VIRUDHUNAGAR: Digging a piece of land for setting up a fish farm led to the discovery of an urn burial site, dating back to the megalithic period, at the Chinnakollappatti village near Sattur a few days ago. This site is reportedly 500 metres away from a habitation site that was spotted a few weeks ago.
In total, five burial urns and around two dozens of artefacts were found at the sites. The discovery was made by assistant professor of Sri S Ramasamy Naidu Memorial College’s Zoology department, B Ravichandran, an archaeologist and a member of the Thamizhaga Tholliyal Kazhagam, and his associate S Nattar, a librarian of the same college.
However, most of the articles were broken. Ravichandran told Express that five huge burial urns in damaged condition and several mud articles were found.

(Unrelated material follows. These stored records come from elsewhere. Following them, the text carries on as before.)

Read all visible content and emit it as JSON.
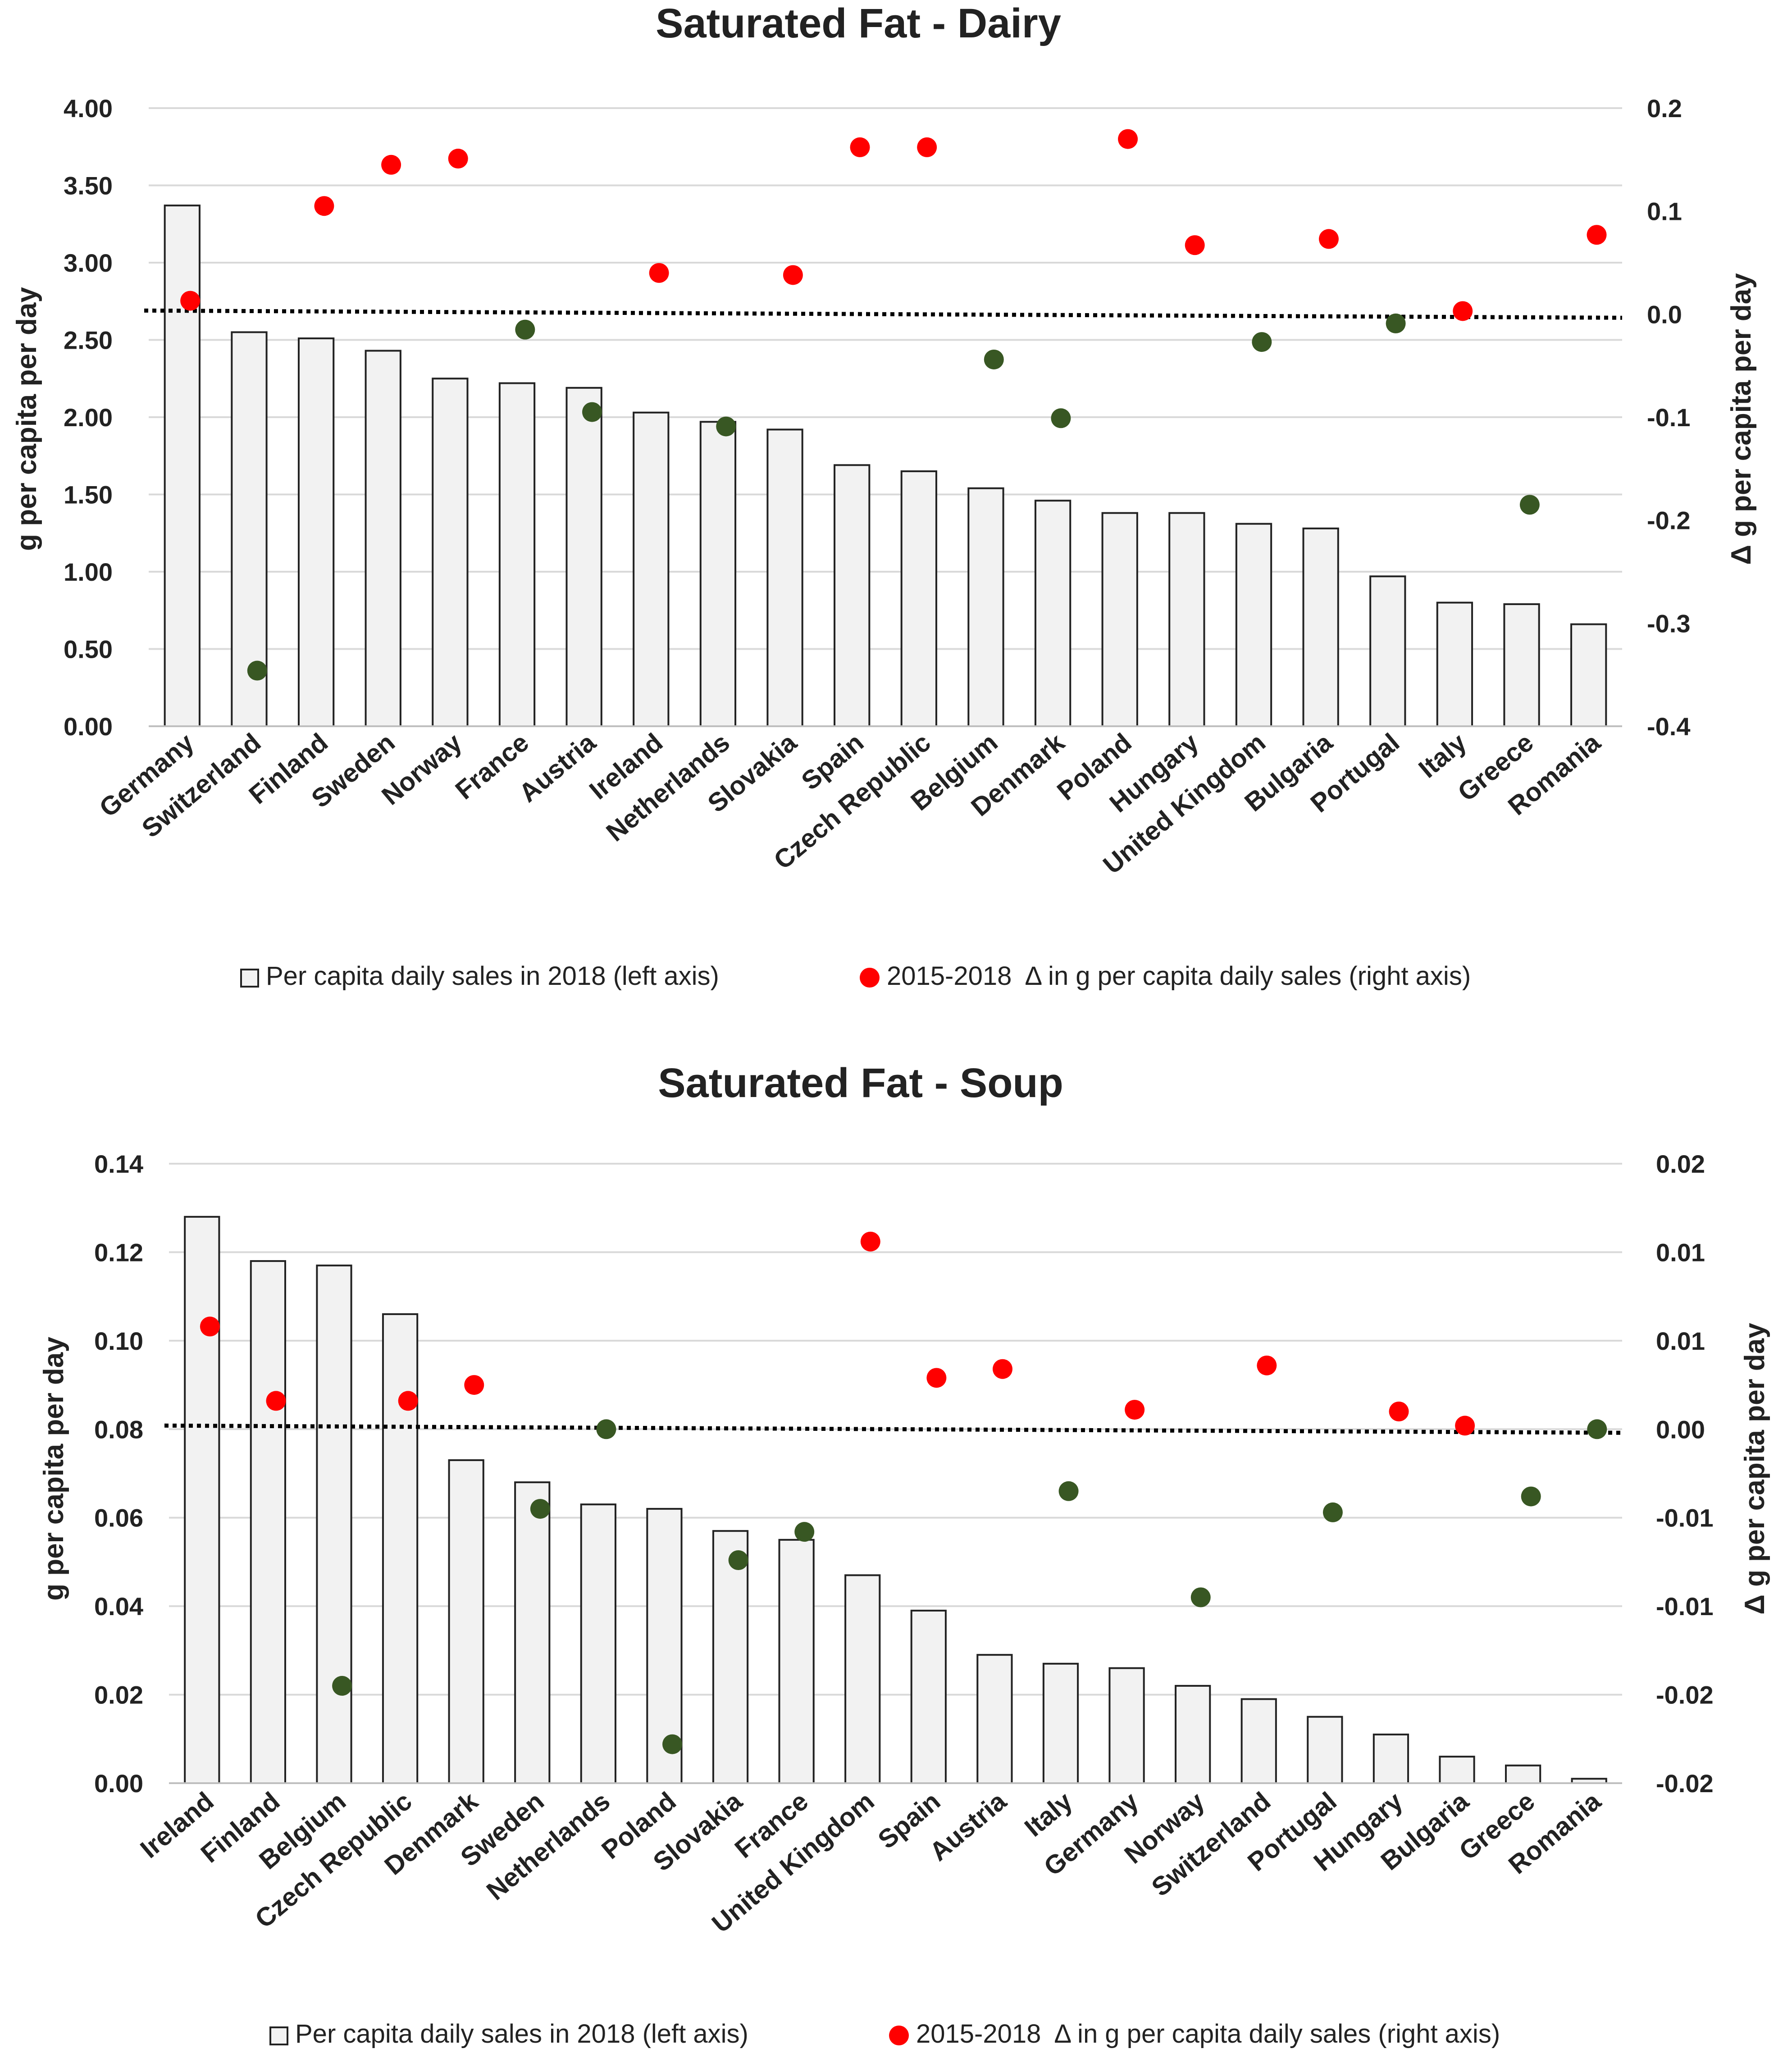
{
  "chart_data": [
    {
      "type": "bar",
      "title": "Saturated Fat - Dairy",
      "ylabel": "g per capita per day",
      "y2label": "Δ g per capita per day",
      "ylim": [
        0,
        4
      ],
      "y2lim": [
        -0.4,
        0.2
      ],
      "yticks": [
        "0.00",
        "0.50",
        "1.00",
        "1.50",
        "2.00",
        "2.50",
        "3.00",
        "3.50",
        "4.00"
      ],
      "y2ticks": [
        "-0.4",
        "-0.3",
        "-0.2",
        "-0.1",
        "0.0",
        "0.1",
        "0.2"
      ],
      "grid": true,
      "categories": [
        "Germany",
        "Switzerland",
        "Finland",
        "Sweden",
        "Norway",
        "France",
        "Austria",
        "Ireland",
        "Netherlands",
        "Slovakia",
        "Spain",
        "Czech Republic",
        "Belgium",
        "Denmark",
        "Poland",
        "Hungary",
        "United Kingdom",
        "Bulgaria",
        "Portugal",
        "Italy",
        "Greece",
        "Romania"
      ],
      "series": [
        {
          "name": "Per capita daily sales in 2018 (left axis)",
          "axis": "left",
          "kind": "bar",
          "values": [
            3.37,
            2.55,
            2.51,
            2.43,
            2.25,
            2.22,
            2.19,
            2.03,
            1.97,
            1.92,
            1.69,
            1.65,
            1.54,
            1.46,
            1.38,
            1.38,
            1.31,
            1.28,
            0.97,
            0.8,
            0.79,
            0.66
          ]
        },
        {
          "name": "2015-2018  Δ in g per capita daily sales (right axis)",
          "axis": "right",
          "kind": "scatter",
          "values": [
            0.013,
            -0.346,
            0.105,
            0.145,
            0.151,
            -0.015,
            -0.095,
            0.04,
            -0.109,
            0.038,
            0.162,
            0.162,
            -0.044,
            -0.101,
            0.17,
            0.067,
            -0.027,
            0.073,
            -0.009,
            0.003,
            -0.185,
            0.077
          ]
        }
      ],
      "marker_colors": {
        "positive": "#ff0000",
        "negative": "#385723"
      },
      "reference_line": {
        "axis": "right",
        "value": 0.0,
        "style": "dotted"
      },
      "legend_position": "bottom"
    },
    {
      "type": "bar",
      "title": "Saturated Fat - Soup",
      "ylabel": "g per capita per day",
      "y2label": "Δ g per capita per day",
      "ylim": [
        0,
        0.14
      ],
      "y2lim": [
        -0.02,
        0.015
      ],
      "yticks": [
        "0.00",
        "0.02",
        "0.04",
        "0.06",
        "0.08",
        "0.10",
        "0.12",
        "0.14"
      ],
      "y2ticks": [
        "-0.02",
        "-0.02",
        "-0.01",
        "-0.01",
        "0.00",
        "0.01",
        "0.01",
        "0.02"
      ],
      "grid": true,
      "categories": [
        "Ireland",
        "Finland",
        "Belgium",
        "Czech Republic",
        "Denmark",
        "Sweden",
        "Netherlands",
        "Poland",
        "Slovakia",
        "France",
        "United Kingdom",
        "Spain",
        "Austria",
        "Italy",
        "Germany",
        "Norway",
        "Switzerland",
        "Portugal",
        "Hungary",
        "Bulgaria",
        "Greece",
        "Romania"
      ],
      "series": [
        {
          "name": "Per capita daily sales in 2018 (left axis)",
          "axis": "left",
          "kind": "bar",
          "values": [
            0.128,
            0.118,
            0.117,
            0.106,
            0.073,
            0.068,
            0.063,
            0.062,
            0.057,
            0.055,
            0.047,
            0.039,
            0.029,
            0.027,
            0.026,
            0.022,
            0.019,
            0.015,
            0.011,
            0.006,
            0.004,
            0.001
          ]
        },
        {
          "name": "2015-2018  Δ in g per capita daily sales (right axis)",
          "axis": "right",
          "kind": "scatter",
          "values": [
            0.0058,
            0.0016,
            -0.0145,
            0.0016,
            0.0025,
            -0.0045,
            0.0,
            -0.0178,
            -0.0074,
            -0.0058,
            0.0106,
            0.0029,
            0.0034,
            -0.0035,
            0.0011,
            -0.0095,
            0.0036,
            -0.0047,
            0.001,
            0.0002,
            -0.0038,
            0.0
          ]
        }
      ],
      "marker_colors": {
        "positive": "#ff0000",
        "negative": "#385723"
      },
      "reference_line": {
        "axis": "right",
        "value": 0.0,
        "style": "dotted"
      },
      "legend_position": "bottom"
    }
  ]
}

“We were able to restructure around 23 of them. These include pots, utensils, plates, lids, a jar with a lid and a stand, and an iron scrapper. These articles must have been filled with things like grains and kept inside the urns as offerings to the dead.
The number of articles denotes the rank of the people, who were buried”, he said. These articles must be roughly 2,000 years old belonging to the megalithic period, he added. The mud articles unearthed are partly black and partly red in colour and have a glossy finish. “In order to make such earthenware, only a part of the pot needs to be exposed to the air.
This process helps to obtain the two colours. Further, to make it glossy, salt is sprinkled inside the heating stove during the process. Its evaporation makes the pot’s external surface glossy. This is a high-level technique of pottery making. The people, who resided here, had mastered that art,” he explained.
About the artefacts discovered at the habitation site, Ravichandran said that they found shell bangles, beads, hopscotch disks (vattachillu), earthenwares, and microliths.
“Microliths are an important find as they indicate habitation in the site since the microlithic period (i.e. 6,000 years ago),” he said.
All these findings pointed out that humans had settled at the banks of Vaippar, located less than a kilometre from here. Civilisation started thriving here ages ago, he added.